Sometimes my job is a lot of fucking fun. Where else is an old, lazy fuck like me gonna get to party on a big, king-sized bed with three young hotties? And get paid for it! (i.e., I’m getting paid, not the hotties.)
So there I was—on one of those jobs I’m hired for two or three times a week in spite of what you’ve read on other websites--with Cytherea, Tianna Lynn, and Priscilla, goofing around, getting ourselves into altered states, and all the time I’m on the clock getting paid. What’s better than that?

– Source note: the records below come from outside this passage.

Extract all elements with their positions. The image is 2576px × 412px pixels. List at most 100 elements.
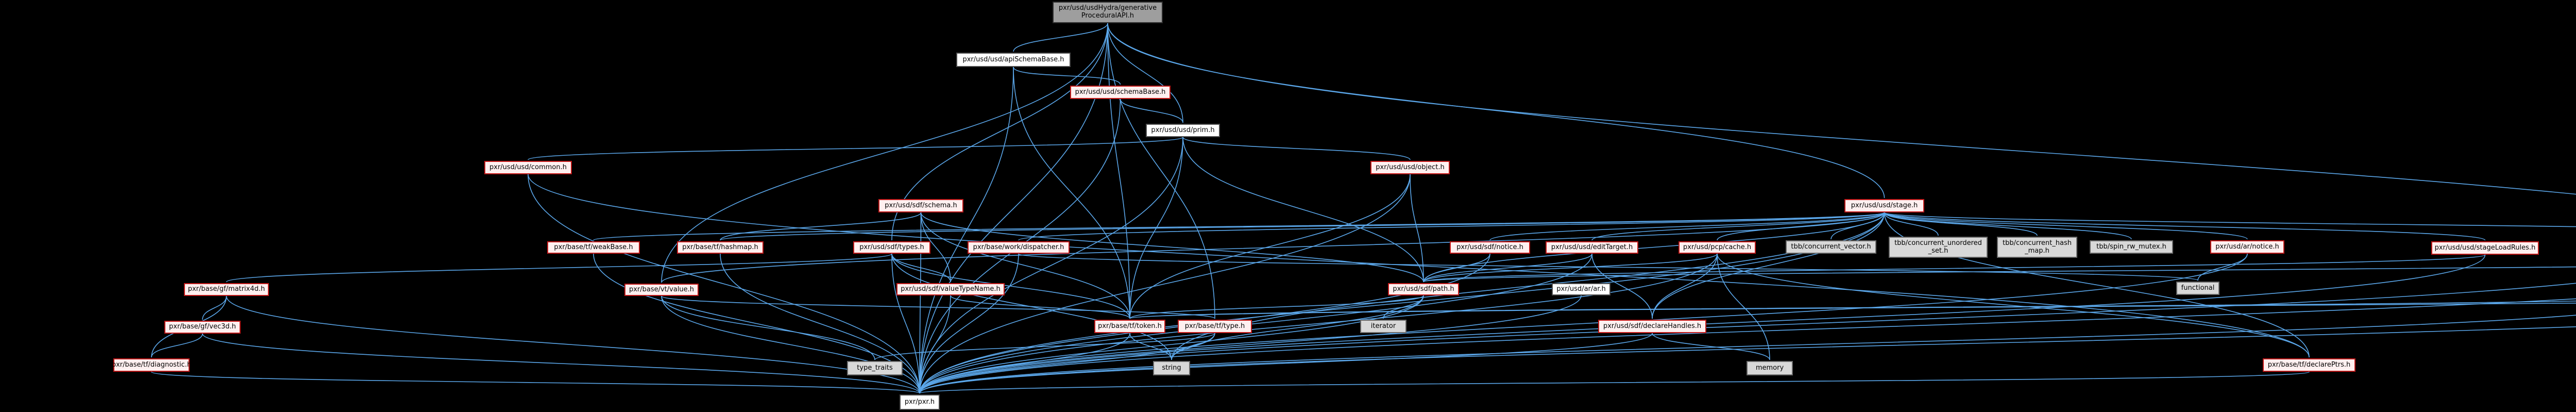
include-edge-n31-n36: [151, 333, 203, 358]
graph-node-n34[interactable]: iterator: [1360, 320, 1406, 333]
include-edge-n23-n41: [226, 295, 920, 394]
include-edge-n11-n41: [919, 253, 1019, 394]
include-edge-n21-n41: [919, 283, 2576, 394]
graph-node-n36[interactable]: pxr/base/tf/diagnostic.h: [112, 358, 191, 372]
graph-node-n12[interactable]: pxr/usd/sdf/notice.h: [1450, 241, 1530, 254]
include-edge-n19-n41: [919, 253, 2248, 394]
include-edge-n13-n41: [919, 253, 1592, 394]
include-edge-n26-n34: [1383, 295, 1424, 319]
graph-node-n6[interactable]: pxr/usd/sdf/schema.h: [878, 199, 963, 212]
include-edge-n7-n13: [1591, 212, 1885, 241]
graph-node-n23[interactable]: pxr/base/gf/matrix4d.h: [184, 283, 269, 296]
graph-node-n41[interactable]: pxr/pxr.h: [900, 394, 940, 410]
include-edge-n33-n38: [1171, 333, 1215, 360]
include-edge-n2-n3: [1120, 98, 1183, 123]
include-edge-n10-n23: [226, 253, 892, 283]
include-edge-n0-n7: [1107, 23, 1885, 199]
include-edge-n14-n26: [1423, 253, 1718, 283]
graph-node-n18[interactable]: tbb/spin_rw_mutex.h: [2090, 240, 2173, 254]
graph-node-n3[interactable]: pxr/usd/usd/prim.h: [1146, 124, 1220, 137]
include-edge-n19-n28: [2197, 253, 2248, 281]
graph-node-n27[interactable]: pxr/usd/ar/ar.h: [1552, 283, 1611, 295]
include-edge-n26-n32: [1129, 295, 1424, 319]
include-edge-n33-n37: [874, 333, 1215, 360]
include-edge-n7-n16: [1884, 212, 1939, 236]
graph-node-n11[interactable]: pxr/base/work/dispatcher.h: [968, 241, 1070, 254]
include-edge-n4-n32: [1129, 174, 1411, 319]
include-edge-n25-n32: [950, 295, 1130, 319]
graph-node-n37[interactable]: type_traits: [847, 361, 903, 375]
include-edge-n31-n41: [202, 333, 920, 394]
include-edge-n13-n26: [1423, 253, 1592, 283]
graph-node-n35[interactable]: pxr/usd/sdf/declareHandles.h: [1598, 320, 1706, 333]
include-edge-n40-n41: [919, 371, 2310, 394]
include-edge-n23-n31: [202, 295, 227, 320]
graph-node-n38[interactable]: string: [1153, 361, 1190, 375]
include-edge-n10-n41: [891, 253, 920, 394]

Sometimes I really love this shit.
Ka-ching!
Meanwhile, there’s an article over at AdultBeat.com where Henri Pachard says maybe JimmyD SHOULD BE the spokesperson for the adult entertainment industry. After all, Henri says I’m just “complicated” enough to do the job.
And just so ya know, I think a lot of Henri. I have immense respect for him. And if Henri Pachard says I should be the spokesperson, who am I to argue with him?
Also meanwhile, the moron in Everett, Washington, wants to put a fence around his Taboo Video to try and placate the locals who are enraged about his smut shop’s location across from a pre-school. Personally, I don’t think making a fortress out of a smut shop is the smartest way to go. And apparently, the locals aren’t buying this as a gesture of goodwill and a solution to the problem.
Speaking of morons--and in this case, one who is so green with envy he'll say or do almost anything to ride on the coat tails of someone else’s notoriety--I hear there’s a plan afoot to create an XXXSynagogue.com.
Hey! Maybe it’s not such a bad idea? With so many Jews in powerful positions in this business, I’m sure they’ll all be lining up to donate big bucks to this guy’s idea who, by the way, is also a Jewish member of the jizz biz, albeit not one in anything remotely resembling a powerful position.
Perhaps (the real) Luke Ford, who so often tries his best to convince everyone he’s a spiritually devout, practicing Jew, should offer up his theological feelings about the idea. (BTW, if you believe that Ford is a devout Jew, I’ve got a couple of well-known bridges in New York City I’d like to sell you.)
But wait, this just occurred to me--and there's no religious disrespect intended--with so many Jews already running this business, maybe the business itself should already (and aptly) be called the XXX Synagogue?